Creating an innovative organisation is not all about harnessing new technologies; it’s about a change in work processes and people management, according to technology leaders at the Amplify Festival in Sydney.
According to managing director at Apollo Research Institute and former Silicon Valley executive, Dr Tracey Wilen-Daugenti, organisations are not spending enough time on broadening the skills of their employees to take on new challenges and projects that will drive business growth.
“When I look at the statistics on how much time an employee spends on career development – one and a half hours a year versus 2700 hours of sleeping a year – and you’re working eight hours a day, there’s something off in that balance,” she said.
“The ad-hoc employee is over. The company needs to create an environment where employees can flourish and take charge of their careers. No doubt technology increases productivity and no doubt there are technologies that can increase innovation. But at the end of the day, it’s about people.”
Dr Ashwin Ram, chief innovation officer, Augmented Social Cognition at Palo Alto Research Centre (PARC), said scheduling in time for teams to work collaboratively on solving a business problem separate to their day-to-day tasks has proven to be effective in increasing employees’ work ethos and productivity, and often leads to new ideas and solutions.
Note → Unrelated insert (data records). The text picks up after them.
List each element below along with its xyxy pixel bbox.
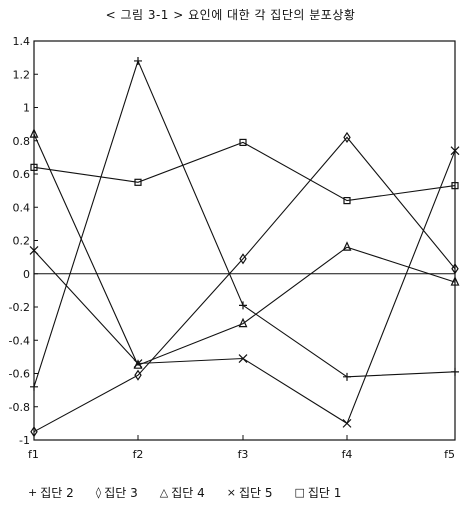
series-line [33,141,456,202]
data-point-triangle [29,128,39,138]
legend-item: × 집단 5 [227,484,273,501]
y-tick-label: -0.4 [9,334,30,347]
data-point-diamond [30,426,38,438]
data-point-x [342,418,352,428]
data-point-x [238,354,248,363]
y-tick-label: 0.6 [13,168,31,181]
data-point-x [450,146,460,156]
data-point-diamond [134,369,142,381]
data-point-x [29,246,39,255]
data-point-square [451,182,459,190]
x-tick-label: f3 [238,448,249,461]
data-point-square [134,178,142,186]
series-1 [30,56,459,391]
legend-item: ◊ 집단 3 [96,484,138,501]
y-tick-label: -0.6 [9,368,30,381]
series-group [29,56,460,438]
series-line [33,136,456,433]
legend-label: 집단 1 [307,486,342,500]
x-tick-label: f5 [444,448,455,461]
data-point-plus [134,56,142,65]
data-point-square [30,163,38,171]
y-tick-label: 0.4 [13,201,31,214]
legend-item: △ 집단 4 [160,484,205,501]
legend-label: 집단 3 [104,486,138,500]
legend-label: 집단 4 [171,486,205,500]
legend-symbol-plus-icon: + [28,486,38,499]
data-point-diamond [451,263,459,275]
y-tick-label: 0 [23,268,30,281]
data-point-plus [451,367,459,376]
legend-item: + 집단 2 [28,484,74,501]
y-tick-label: 1.2 [13,68,31,81]
x-tick-label: f4 [342,448,353,461]
y-tick-label: -0.8 [9,401,30,414]
series-line [33,133,456,366]
data-point-plus [343,372,351,381]
series-5 [30,138,459,205]
data-point-triangle [450,276,460,286]
data-point-x [133,359,143,368]
data-point-plus [239,301,247,310]
data-point-triangle [342,241,352,251]
legend-symbol-x-icon: × [226,486,236,499]
legend-label: 집단 5 [238,486,273,500]
legend-symbol-square-icon: □ [294,486,305,499]
x-tick-label: f2 [133,448,144,461]
data-point-diamond [239,253,247,265]
plot-frame [33,40,456,441]
series-line [33,59,456,387]
legend-item: □ 집단 1 [294,484,341,501]
y-tick-label: 0.2 [13,235,31,248]
legend-label: 집단 2 [40,486,74,500]
y-tick-label: -0.2 [9,301,30,314]
data-point-triangle [238,317,248,328]
series-2 [30,131,459,438]
data-point-square [239,138,247,147]
x-tick-label: f1 [28,448,39,461]
data-point-square [343,197,351,205]
y-tick-label: 0.8 [13,135,31,148]
line-chart: 1.4 1.2 1 0.8 0.6 0.4 0.2 0 -0.2 -0.4 -0.6 -0.8 -1f1… [9,35,460,461]
series-4 [29,146,460,428]
series-3 [29,128,460,369]
y-tick-label: 1.4 [13,35,31,48]
axes: 1.4 1.2 1 0.8 0.6 0.4 0.2 0 -0.2 -0.4 -0.6 -0.8 -1f1… [9,35,456,461]
data-point-plus [30,382,38,391]
chart-title: < 그림 3-1 > 요인에 대한 각 집단의 분포상황 [105,8,356,22]
legend-symbol-diamond-icon: ◊ [95,486,102,499]
y-tick-label: -1 [19,434,30,447]
legend: + 집단 2 ◊ 집단 3 △ 집단 4 × 집단 5 □ 집단 1 [28,484,448,501]
legend-symbol-triangle-icon: △ [159,486,169,499]
y-tick-label: 1 [23,102,30,115]
data-point-diamond [343,131,351,144]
“Google is famous for doing this with its 20 per cent time. But there is no reason other companies can’t be doing some version of this on a schedule that makes sense to you,” he said.
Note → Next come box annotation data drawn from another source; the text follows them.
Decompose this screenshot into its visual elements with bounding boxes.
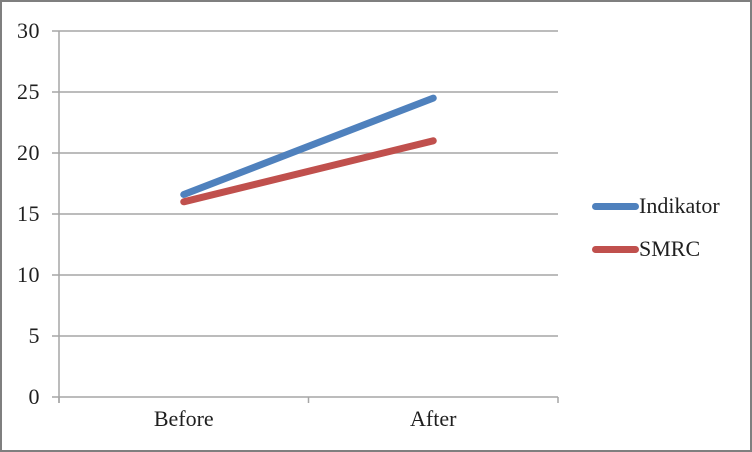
smrc-line-swatch <box>592 245 639 253</box>
indikator-line-swatch <box>592 202 639 210</box>
y-axis-tick-label-5: 5 <box>28 323 40 348</box>
x-axis-labels: Before After <box>59 406 558 432</box>
y-axis-tick-label-25: 25 <box>17 79 40 104</box>
y-axis-tick-label-0: 0 <box>28 384 40 409</box>
y-axis-tick-label-15: 15 <box>17 201 40 226</box>
x-axis-label-after: After <box>410 406 457 431</box>
legend-label-smrc: SMRC <box>639 236 701 261</box>
y-axis-tick-label-10: 10 <box>17 262 40 287</box>
legend-item-smrc: SMRC <box>592 236 700 262</box>
x-axis-label-before: Before <box>153 406 214 431</box>
legend-item-indikator: Indikator <box>592 193 720 219</box>
series-line-smrc <box>180 137 437 206</box>
y-axis-tick-label-20: 20 <box>17 140 40 165</box>
series-line-indikator <box>180 94 437 198</box>
y-axis-tick-label-30: 30 <box>17 18 40 43</box>
legend-label-indikator: Indikator <box>639 193 720 218</box>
“It might be once a quarter, once a month, once a year… where people get together and they spend the day trying to solve problems or come up with a new idea. It might be a problem set by the company, [or] it might be a problem that has been nagging at you all year.”
Another way of fostering innovation is to have prize-based projects and incentives that encourage competition among teams to build new services, and will lead to revenue.
“Give them more exposure, put people on cross-functional projects, [and] swap out [ideas] with startup firms,” Wilen-Daugenti advised.
Holly Benson, practice leader of organisational transformation at Infosys, said organisations also need to look at how they reward staff and how that might affect collaboration and employees working together to deliver on their ideas. She said many organisations reward their employees for individual achievement, not collective achievement.
“For many companies, particularly in the Silicon Valley area, we reward initiation but not execution. So we may innovate, but then we take a very long time to get those things [up and running],”she said.
“You can’t look at skills in isolation from how you aggregate those into jobs, organisational structures and delegations of authority. You can’t look at that in isolation from how you set objectives for employees and how you manage performance, reward and compensate them. And you can’t look at that in isolation from the overall corporate culture; the unspoken rules of behaviour that really drive the choices we make.”
One of the biggest deterrents to creating an innovative organisation is intolerance to failure, and where employees feel it’s better to stagnate in their work than to take on risk, according to Ram. He said business leaders need to set up a working space or environment where employees can feel safe to test their ideas and take risks with new projects.
“I live in Silicon Valley, where there is a very deep rooted culture of failure. If you’ve failed as an entrepreneur you are more likely to get funded for your next startup as compared to someone who has never failed or tried before. Embrace failure because that will lead to innovation.”
Novel and adaptive thinking
To be innovative in today’s super competitive, technology-driven world, business leaders also need to move beyond their own understanding of how technology operates within their business and overlay it with the expertise of others in the organisation.
“[For example] what if we took [IBM’s] Watson [analytics computer] and pumped into it all the information about cancer, symptoms, prescriptions and medical solutions, some that we know and some controversial… and see if it can beat us to a cure for cancer?” Wilen-Daugenti said.
“What if we take 3D printing, which is working in manufacturing, and bring it into healthcare? What would happen if we made ears? When I look at the ability to re-construct and entire face or someone’s body by using living cells I think that’s profound.
“Most people associate social media with marketing sales and branding. [But] we could use social media as a way to find experts and pull them together to create either a product or a service.”